Buffoon Fate

Suppose that a lot of us were living aboard a huge ship. Suppose the ship didn't rock much, or require any urgent attention, but kept along on an even keel and left us free to do as we liked. And suppose we got into the habit of staying below more and more, never coming up on deck or regarding the sea or the sky. Just played around below, working at little jobs; eating, starving, quarreling, and arguing in the hold of that ship.

And then, maybe, something would happen to call us on deck. Some peril, some storm. And we'd suddenly realize that our life between decks wasn't all. We'd run up and rub our eyes, and stare around at the black waters, the vast, heaving waves; and a gale from far spaces would strike us, and chill us like ice. And we'd think, "By Jove, we're on a ship! And where is our ship sailing?"

Wars, plagues and famines are the storms that make us run up on deck. They snatch us up, out of our buying and selling and studying, and show us our whole human enterprise as a ship, in great danger.

We want to scurry back below, where it's lighted and smaller. Down below where our toys are. On deck it's too vast, too tremendous....

We want to forget that the human race is on an adventure, sailing no one knows where, on a magical, treacherous sea.

We have fought our way up from being wild, houseless lemurs, or lower, and little by little we have built up our curious structure—of learning, of art, of discovery—a wonderful structure: at least for us monkey-men. It has been a long struggle. We can guess, looking backward, what our ancestors had to contend with—how the cavemen fought mammoths, and their tough sons and daughters fought barbarism. But we want to forget it. We wish every one now to be genial. We pretend that this isn't the same earth that our ancestors lived on, but quite a different planet, where roughness is kept within bounds and where persons wear gloves and have neat wooden doors they can lock.

But it's the very same earth that old Grandpa Caveman once wrestled with, and where old Grandma Cavewoman ran for her life twice a week.

We've varnished the surface.

But it's still wild and strange just beneath.

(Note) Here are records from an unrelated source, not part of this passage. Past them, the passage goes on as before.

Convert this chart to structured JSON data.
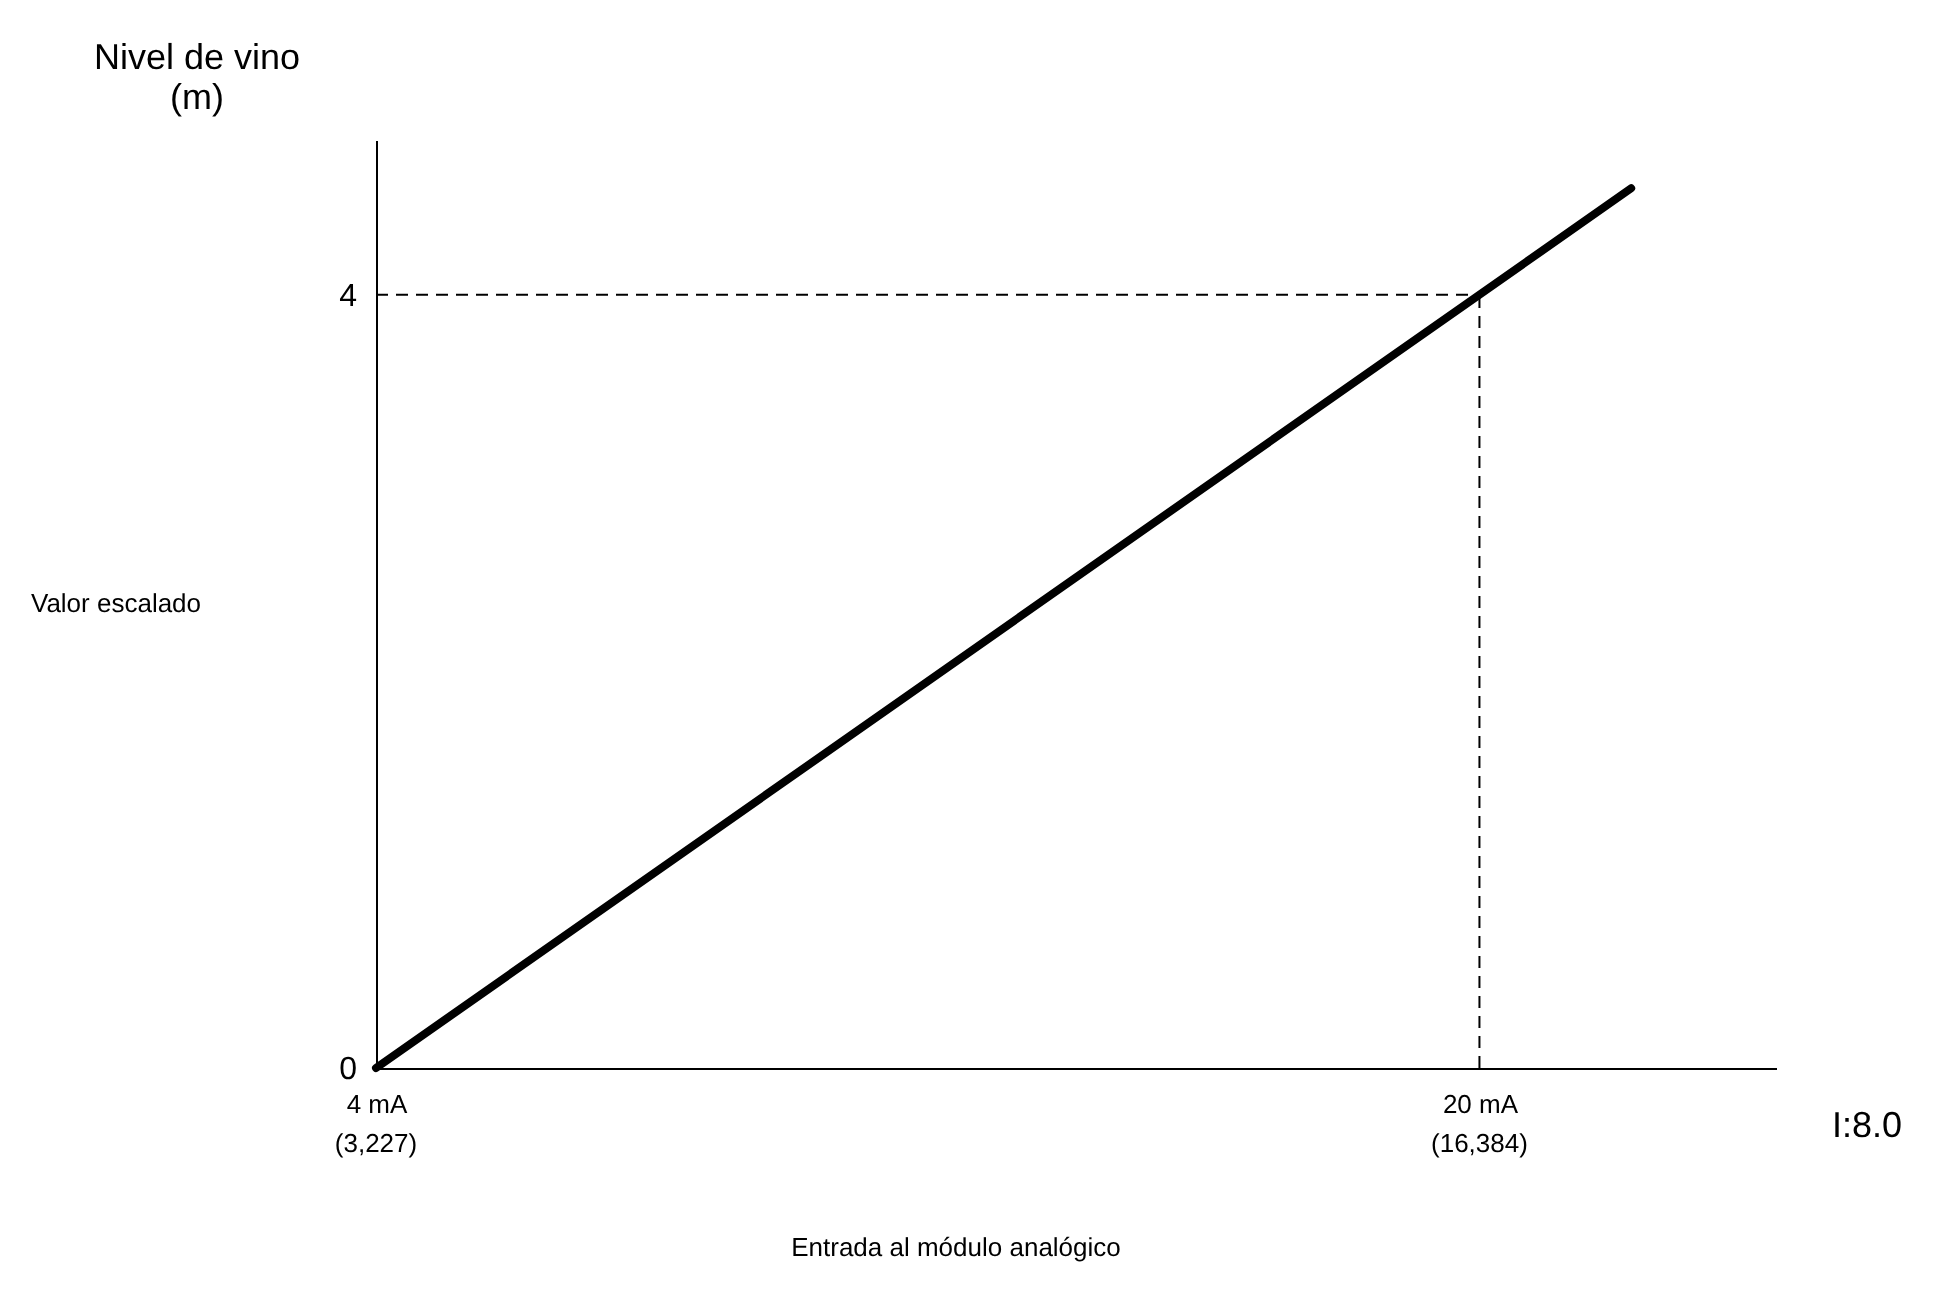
{
  "chart_data": {
    "type": "line",
    "x": [
      4,
      22.2
    ],
    "series": [
      {
        "color": "#000000",
        "values": [
          0,
          4.55
        ]
      }
    ],
    "xlim": [
      4,
      24.3
    ],
    "ylim": [
      0,
      4.8
    ],
    "xticks": [
      {
        "value": 4,
        "label": "4 mA"
      },
      {
        "value": 20,
        "label": "20 mA"
      }
    ],
    "yticks": [
      0,
      4
    ],
    "xlabel": "I:8.0",
    "ylabel": "Nivel de  vino\n(m)",
    "annotations": [
      "Valor escalado",
      "Entrada al módulo analógico",
      {
        "text": "(3,227)",
        "x": 4,
        "y": 0
      },
      {
        "text": "(16,384)",
        "x": 20,
        "y": 0
      }
    ],
    "ref_lines": [
      {
        "axis": "x",
        "value": 20,
        "line_style": "dashed",
        "color": "#000000"
      },
      {
        "axis": "y",
        "value": 4,
        "line_style": "dashed",
        "color": "#000000"
      }
    ],
    "grid": false,
    "marker": "none",
    "line_style": "solid"
  }
}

In a book called "The War in the Air," by H. G. Wells (1907) he pictures the world swimming along quietly, when bang! a war starts! And it spreads, and takes in East and West, smashes cities, stops everything. And one of the young men in the story looks around rather dazed, and says in a low voice: "I've always thought life was a lark. It isn't. This sort of thing has always been happening, I suppose—these things, wars and earthquakes, that sweep across all the decency of life. It's just as though I had woke up to it all for the first time.... And it's always been so— it's the way of life."

So that's what we need to get used to, that it's that kind of a ship. We ought to have a sense of the adventure on which we're all bound.


It's not only war—not by a long shot—that gives men that sense. Great scientists have it. Great sailors. You can sort out the statesmen around you, the writers, the poets, according to whether or not they ever have been up on deck.

Theodore Dreiser has, for instance; Arnold Bennett has not. Charles Dickens did not, and that's why he is ranked below Thackeray. Compare James Joyce's "Portrait of the Artist" with George Moore's "Confessions," and if you apply this criterion, Moore takes a back seat.


There's one great man now living, however, who has almost too much of this sense: this cosmic adventure emotion. And that man's Joseph Conrad. Perhaps in his youth the sea came upon him too suddenly, or his boyhood sea-dreams awed too deeply his then unformed mind. At all events, the men in his stories are like lonely spirits, sailing, spellbound, through the immense forces surrounding the world. "There they are," one of them says, as he stands at the rail, "stars, sun, sea, light, darkness, space, great waters; the formidable Work of the Seven Days, into which man seems to have blundered unbidden. Or else decoyed."

We all have that mood. But Conrad, he's given to brooding. And his habit at night when he stands staring up at the stars is to see (or conjure up rather) a dumb buffoon Fate, primeval, unfriendly and stupid, whom Man must defy. And Conrad defies it, but wearily, for he feels sick at heart,—because of his surety that Fate is ignoble, and blind.

It's as though the man told himself ghost stories about this great universe. He feels that it ought to have a gracious and powerful master, leading men along fiery highways to test but not crush them, and marching them firm-eyed and glorious toward high goals. But instead there is nothing. The gray, empty wastes of the skies beyond starland are silent. Or, worse, their one sound is the footfall of that buffoon Fate.

The way to meet this black situation, according to Conrad, is to face it with grim steady courage. And that's what he does. It's stirring to discover the fineness of this man's tragic bravery. But when I get loose from his spell, and reflect, independently, I ask myself, "After all, is this performance so brave?"

We must all weigh the universe, each in his own penny-scales, and decide for ourselves whether to regard it as inspiring or hollow. But letting our penny-scales frighten us isn't stout-hearted.

If I were to tell myself ghost stories until I was trembling, and then, with my heart turning cold, firmly walk through the dark, my courage would be splendid, no doubt, but not finely applied. Conrad's courage is splendid—it is as great as almost any modern's—but it isn't courageous of him to busy it with self-conjured dreads.